The "controversial" part is near the end. The below are the key paragraphs. Anyone who discusses her quote without including the surrounding paragraphs is misleading (whether intentionally or accidentaly) people as to what Sotomayor really said. The italicized sentence is the supposedly "controversial" one. The bolded caps words provide the obvious context of what kind of cases she was talking about. In this context her statement seems obviously right and uncontroversial.
So here is her speech:
"In our private conversations, Judge Cedarbaum has pointed out to me that seminal decisions in RACE AND SEX DISCRIMINATION CASES have come from Supreme Courts composed exclusively of white males. I agree that this is significant but I also choose to emphasize that the people who argued THOSE CASES before the Supreme Court which changed the legal landscape ultimately were largely people of color and women. I recall that Justice Thurgood Marshall, Judge Connie Baker Motley, the first black woman appointed to the federal bench, and others of the NAACP argued Brown v. Board of Education. Similarly, Justice Ginsburg, with other women attorneys, was instrumental in advocating and convincing the Court THAT EQUALITY OF WORK REQUIRED EQUALITY IN TERMS AND CONDITIONS OF EMPLOYMENT.
Whether born from experience or inherent physiological or cultural differences, a possibility I abhor less or discount less than my colleague Judge Cedarbaum, our gender and national origins may and will make a difference in our judging. Justice O'Connor has often been cited as saying that a wise old man and wise old woman will reach the same conclusion in deciding cases. I am not so sure Justice O'Connor is the author of that line since Professor Resnik attributes that line to Supreme Court Justice Coyle. I am also not so sure that I agree with the statement. First, as Professor Martha Minnow has noted, there can never be a universal definition of wise.
Second, I would hope that a wise Latina woman with the richness of her experiences would more often than not reach a better conclusion than a white male who hasn't lived that life.
Let us not forget that wise men like Oliver Wendell Holmes and Justice Cardozo voted on CASES WHICH UPHELD BOTH SEX AND RACE DISCRIMINATION in our society. Until 1972, no Supreme Court case ever upheld the claim of a woman in a GENDER DISCRIMINATION CASE. I, like Professor Carter, believe that we should not be so myopic as to believe that others of different experiences or backgrounds are incapable of understanding the values and needs of people from a different group. Many are so capable. As Judge Cedarbaum pointed out to me, nine white men on the Supreme Court in the past have done so on many occasions and on many issues including Brown."
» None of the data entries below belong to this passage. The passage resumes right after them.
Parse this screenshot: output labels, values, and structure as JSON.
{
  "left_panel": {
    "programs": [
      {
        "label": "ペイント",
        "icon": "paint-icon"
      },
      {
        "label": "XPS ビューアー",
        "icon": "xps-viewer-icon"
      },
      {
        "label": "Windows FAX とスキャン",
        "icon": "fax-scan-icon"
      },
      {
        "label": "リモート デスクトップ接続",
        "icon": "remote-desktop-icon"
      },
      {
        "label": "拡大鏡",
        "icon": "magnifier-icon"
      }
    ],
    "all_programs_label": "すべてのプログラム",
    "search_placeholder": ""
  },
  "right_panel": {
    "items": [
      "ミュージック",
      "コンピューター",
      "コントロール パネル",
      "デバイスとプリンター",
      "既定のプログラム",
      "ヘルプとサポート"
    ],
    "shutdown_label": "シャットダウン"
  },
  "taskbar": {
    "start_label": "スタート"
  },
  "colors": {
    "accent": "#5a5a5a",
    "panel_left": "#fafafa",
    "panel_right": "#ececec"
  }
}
Clearly, Judge Sotomayor is commenting on a Latina woman's ability to reach the right outcome in a sex or race discrimination case, not on cases generally. Even if the legal standard were clear in sex and race discrimination cases (which it is not), the application of that standard to the facts is always somewhat subjective, based on what conduct one finds to be offensive, hostile, sexual, racial, etc. As a current law clerk I can assure you that the divergence on discrimination cases between judges is MUCH greater than on say, a breach of contract or fraud case. In such circumstances, a judge's experience, identity, and perspective make a huge difference.
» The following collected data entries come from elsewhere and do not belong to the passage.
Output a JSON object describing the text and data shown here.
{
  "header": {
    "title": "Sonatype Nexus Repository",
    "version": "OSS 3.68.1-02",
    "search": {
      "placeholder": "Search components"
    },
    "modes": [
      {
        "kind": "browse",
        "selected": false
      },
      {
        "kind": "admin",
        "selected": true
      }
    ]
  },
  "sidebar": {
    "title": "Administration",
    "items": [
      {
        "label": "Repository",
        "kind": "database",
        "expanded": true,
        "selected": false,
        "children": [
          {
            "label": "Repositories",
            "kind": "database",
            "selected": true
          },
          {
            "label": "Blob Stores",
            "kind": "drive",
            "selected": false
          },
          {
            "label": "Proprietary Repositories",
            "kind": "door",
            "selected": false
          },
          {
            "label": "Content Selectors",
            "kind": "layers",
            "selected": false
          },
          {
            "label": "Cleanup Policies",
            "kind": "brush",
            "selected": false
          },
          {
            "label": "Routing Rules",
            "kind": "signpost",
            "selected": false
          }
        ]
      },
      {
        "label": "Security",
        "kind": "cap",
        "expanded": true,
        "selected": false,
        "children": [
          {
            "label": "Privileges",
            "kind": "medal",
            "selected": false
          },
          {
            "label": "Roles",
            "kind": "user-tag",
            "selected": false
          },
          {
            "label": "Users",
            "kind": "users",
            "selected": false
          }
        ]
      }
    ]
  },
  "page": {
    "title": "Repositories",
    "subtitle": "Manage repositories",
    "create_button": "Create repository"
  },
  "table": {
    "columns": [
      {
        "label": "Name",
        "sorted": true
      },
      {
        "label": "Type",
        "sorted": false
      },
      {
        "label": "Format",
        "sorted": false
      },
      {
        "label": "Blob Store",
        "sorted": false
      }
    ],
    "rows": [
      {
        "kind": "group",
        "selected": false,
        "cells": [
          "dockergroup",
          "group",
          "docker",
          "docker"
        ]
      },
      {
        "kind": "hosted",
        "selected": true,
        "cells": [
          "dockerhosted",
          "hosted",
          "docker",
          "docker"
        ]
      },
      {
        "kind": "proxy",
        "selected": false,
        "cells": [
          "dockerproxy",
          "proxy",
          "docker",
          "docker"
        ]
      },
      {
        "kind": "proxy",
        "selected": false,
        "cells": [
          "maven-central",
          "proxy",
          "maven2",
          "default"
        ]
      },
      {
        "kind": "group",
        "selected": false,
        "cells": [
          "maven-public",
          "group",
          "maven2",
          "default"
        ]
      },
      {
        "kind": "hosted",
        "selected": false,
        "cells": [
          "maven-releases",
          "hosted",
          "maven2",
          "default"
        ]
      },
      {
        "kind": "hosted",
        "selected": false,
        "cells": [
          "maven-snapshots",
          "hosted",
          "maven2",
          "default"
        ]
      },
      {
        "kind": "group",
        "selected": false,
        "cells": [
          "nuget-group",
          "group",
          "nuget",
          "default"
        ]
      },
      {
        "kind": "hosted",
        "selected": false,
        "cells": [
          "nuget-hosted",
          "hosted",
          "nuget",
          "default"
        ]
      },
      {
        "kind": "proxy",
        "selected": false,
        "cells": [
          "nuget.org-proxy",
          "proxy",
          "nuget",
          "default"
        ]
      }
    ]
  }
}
As Chris Bowers aptly put it, if we don't think that the personal and group experiences of our judges matter, than why aren't we developing robots to apply the law?
Now perhaps it might be argued that: "well Sotomayor isn't saying that a woman or a Latina's experience is just valuable, she is saying it is BETTER than a white male's." But that is not what she is saying at all. She is saying that in the context of a legal world where the vast majority of judges are (and have been) white men, the addition of a Latina woman will make sex and race discrimination decisions better. That would certainly NOT be the case if we had had only Latina women on the Court for the last 200 years, with the exception of two men and two whites (one of whom was super liberal and always sided with the extremist Latina women majority faction).
SO IF SOMEONE JUST DOESN'T GET IT, and still buys this right-wing talking point, here is my strategy:
Ask your (presumably) devout Christian friend what it would be like having 9 athiests on the Supreme Court and how that would affect the Court's rulings on religious expression; or, if rather, having a few religious persons on the Court might lead to better decisions? Or ask a NRA member whether having a gun owner on the Court would benefit its 2nd Amendment jurisprudence (assuming there is going to continue to be one). If they have any ounce of honesty, they will tell you it would make a positive difference. Ask a prosecutor whether a Supreme Court without any prosecutorial experience would reach equally good criminal law decisions? Ask a libertarian or republican whether a Supreme Court of Justices who rent would make equally good decisions in Takings Clause cases?
You get the picture. Personal and group experiences matter. That doesn't mean that any one experience is inherently right or better. But it is an argument for diversity and for the proposition that in a context where some experiences are dominant and others largely absent, the addition of that experience will lead to better results.